Future application of PD
Despite these challenges, the evidence provided here, the appropriateness of PD for malaria control and the recorded impact of PD on other health-related issues gives ample hope that the intervention can be successfully applied to malaria control and elimination programmes.
Following the initial proof of concept studies, better ways to assess the impact of PD are being explored, through quantifying behaviour change and measuring epidemiological and entomological indicators in target communities. This will give solid evidence of the impact that PD can have and will inform national malaria strategies of the effectiveness of PD as an elimination tool. A study into the use of PD for dengue control is underway in Myanmar, using entomological end points as a measure of impact, through measurement of pupal and larval density indices, which will gather evidence on the feasibility of these indicators. Furthermore, possible integration of PD for malaria, dengue, and other diseases and health issues should be considered, and it is essential to test the application of PD to target communities using points of access other than villages to maximize coverage of high-risk populations, such as at rubber plantations, farms, or other areas of migrant employment.

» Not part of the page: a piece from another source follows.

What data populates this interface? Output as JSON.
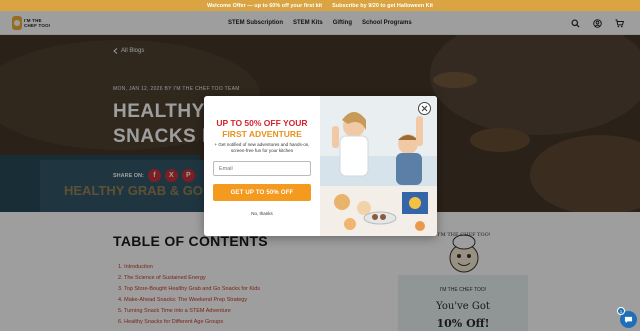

Next steps also include exploring the scaling-up and cost-effectiveness of PD at national level, as well as looking into the long-term sustainability of the intervention in target communities. In various national and regional meetings since this implementation, CNM and other NMCPs have showed their interest and commitment to use PD as an effective tool to reach out to high risk and hard-to-reach populations, particularly in elimination settings. As such, the scalability of PD and ability to integrate into national programmes is now being tested.